La noia effetto collaterale dell’educazione, dove il crescere aveva a che fare con la formazione di una personalità capace di scardinare la legge, di organizzare un conflitto dialettico. Gli spazi di autonomia andavano conquistati per essere accolti.
Elogio della noia
Lunghi pomeriggi che iniziavano dal dopo pranzo. Masticare a fatica l’ultimo boccone di carne stoppacciosa delimitava l’alba di un tempo sospeso, quello in cui il silenzio della casa regolava le attività. Da principio i compiti a casa e poi qualcosa che non disturbasse troppo quella quiete ordinata e composta che valeva come precetto indiscutibile.
I pochi giochi a disposizione erano capaci di suggerire soluzioni imprevedibili, mutavano forma a seconda della fantasia. La noia inizialmente spaventava, tanto da ipnotizzare lo sguardo nel seguire i percorsi tortuosi delle gocce di pioggia alla finestra. Fino a quando una scintilla appagava la solitudine.
Si era consapevoli del fatto che qualsiasi richiesta estemporanea, fuori dal consueto corso della giornata sarebbe stata accolta con una negazione ferma, solida e non argomentata.
Così erano i tempi e così erano per tutti. Educare significava compiere gesti scomodi, incuranti dei pianti disperati, denominati capricci e quindi sostanzialmente ignorati. Al cospetto dell’autorità occorreva adultizzarsi, spiegare, provare ad articolare qualcosa che non fosse del tutto irrazionale. Questo solo per essere ascoltati.
Occasionalmente poi arrivava qualche premio: i pacchetti di figurine raddoppiati, una nuova squadra di Subbuteo. Ma si navigava nella rete della rarità. Crescere dunque aveva a che fare con la formazione di una personalità capace di scardinare la legge, di organizzare un conflitto dialettico. Gli spazi di autonomia andavano conquistati per essere accolti, a piccole tappe e con ritrosia, all’interno dell’organo legislativo.
Proprio all’interno delle famiglie ci si iniziava a politicizzare, reclamando diritti, conducendo battaglie che sfociavano a volte in dichiarazioni di guerra adolescenziali.
Poi improvvisamente arrivò il vietato vietare. Importante assecondare lo spirito libero del fanciullo, troppo intelligente, troppo principescamente unico per essere relegato nel malessere della monotonia. I capricci diventarono espressività. L’educazione negava qualsiasi autorità, il bambino è un sovrano.
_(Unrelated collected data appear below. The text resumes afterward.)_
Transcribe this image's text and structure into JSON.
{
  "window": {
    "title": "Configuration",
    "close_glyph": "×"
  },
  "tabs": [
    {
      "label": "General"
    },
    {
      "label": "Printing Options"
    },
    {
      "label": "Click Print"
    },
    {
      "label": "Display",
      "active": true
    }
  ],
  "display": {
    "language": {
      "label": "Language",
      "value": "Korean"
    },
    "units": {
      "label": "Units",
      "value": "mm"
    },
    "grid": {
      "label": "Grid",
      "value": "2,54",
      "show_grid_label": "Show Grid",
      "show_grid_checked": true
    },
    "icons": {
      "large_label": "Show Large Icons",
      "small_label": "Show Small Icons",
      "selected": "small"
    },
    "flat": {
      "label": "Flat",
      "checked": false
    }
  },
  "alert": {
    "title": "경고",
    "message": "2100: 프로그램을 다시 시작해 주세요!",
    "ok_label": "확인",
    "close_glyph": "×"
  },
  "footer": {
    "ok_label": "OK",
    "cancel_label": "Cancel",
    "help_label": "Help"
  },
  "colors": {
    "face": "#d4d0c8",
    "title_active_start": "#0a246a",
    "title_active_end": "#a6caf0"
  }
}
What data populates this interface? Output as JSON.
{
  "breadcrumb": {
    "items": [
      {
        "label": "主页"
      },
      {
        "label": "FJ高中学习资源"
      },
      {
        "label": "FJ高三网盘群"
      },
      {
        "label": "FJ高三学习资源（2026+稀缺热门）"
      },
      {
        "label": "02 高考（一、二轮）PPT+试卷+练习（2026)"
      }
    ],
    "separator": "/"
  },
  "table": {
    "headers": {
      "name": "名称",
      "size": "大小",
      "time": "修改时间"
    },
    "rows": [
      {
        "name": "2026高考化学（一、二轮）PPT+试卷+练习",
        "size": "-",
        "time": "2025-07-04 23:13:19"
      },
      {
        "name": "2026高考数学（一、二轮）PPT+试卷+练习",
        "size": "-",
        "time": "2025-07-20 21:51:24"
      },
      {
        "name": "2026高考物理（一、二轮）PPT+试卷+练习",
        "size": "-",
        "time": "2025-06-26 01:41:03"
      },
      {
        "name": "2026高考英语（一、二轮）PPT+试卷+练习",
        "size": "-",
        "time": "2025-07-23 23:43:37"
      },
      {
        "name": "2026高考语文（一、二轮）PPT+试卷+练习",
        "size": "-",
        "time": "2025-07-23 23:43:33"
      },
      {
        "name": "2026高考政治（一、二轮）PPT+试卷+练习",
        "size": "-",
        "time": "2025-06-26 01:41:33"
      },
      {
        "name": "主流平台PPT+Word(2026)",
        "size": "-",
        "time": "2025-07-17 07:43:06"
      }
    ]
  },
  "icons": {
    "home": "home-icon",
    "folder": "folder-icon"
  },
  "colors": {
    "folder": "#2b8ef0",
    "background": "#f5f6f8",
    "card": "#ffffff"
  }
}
Un predestinato che deve succhiare, assaporandoli, migliaia di stimoli, continue attività extra-scolastiche, in grado di formare il proprio capitale umano. Educare equivale ad investire.
Scomparsi gli spazi limitati ogni gesto è ideazione. Annullate le regole si può correre ululanti di gioia tra i tavolini di un bar, tra i teli stesi di una spiaggia, negli scompartimenti dei treni, grazie a sorrisi compiaciuti di genitori complici. Non si arresta mai la creatività.
Nessuno può essere bocciato, perché ogni fanciullo, ogni piccolo individuo ha una sua specificità da preservare, un’inclusione da proteggere, una funzione economica da salvaguardare. Qualsiasi trauma indica una regressione azionaria, una perdita di profitto.
La formazione di questo Io espanso è il generatore della violenza gratuita dei nostri tempi. Un Io bulimico, obeso nella propria tracotanza. Un soggetto che non conosce freni, norme, anche da sovvertire quando necessario. Il massimo egoismo è l’architrave ideologico che sostanzia la civiltà del massimo profitto, che dona eticità alla sopraffazione economica o allo sfruttamento. Si fabbrica un soggetto pedagogicamente depoliticizzato che si risolve in sé stesso.
L’Altro si assottiglia in bene strumentale, uno spettatore del vuoto comunicativo individuale che pretende acclamazioni. L’iperattivismo, l’ipervisibilità sono proprie del mondo in cui l’eccesso codifica un eterno presente.
Quando si parla in termini barbarici della violenza politica di anni ormai trapassati lo si fa strizzando l’occhio alla violenza arbitraria di oggi, compiacendo sempre l’idea che una società della prestazione, in grado di pretendere un saper essere e quindi un saper vendersi, procede comunque verso un orizzonte evolutivo.
La violenza politica si consumava in un collettivo, immaginava il conflitto per l’ingiustizia sociale, quindi poteva comprendere appelli morali e poteva concepire esistenze quasi monastiche tendenti finanche alla prostrazione personale. Il vocabolario della violenza contemporanea è sordo a qualsiasi insegnamento perché meramente utilitaristico, rappresenta l’ipostatizzazione dell’impresa di sé, del capitale umano; si può fare qualsiasi cosa per promuovere il proprio marchio.
L’unica dimensione collettiva è quella del clan, della banda che nutre l’auto-referenzialità. Tutto è marketing, la noia scompare.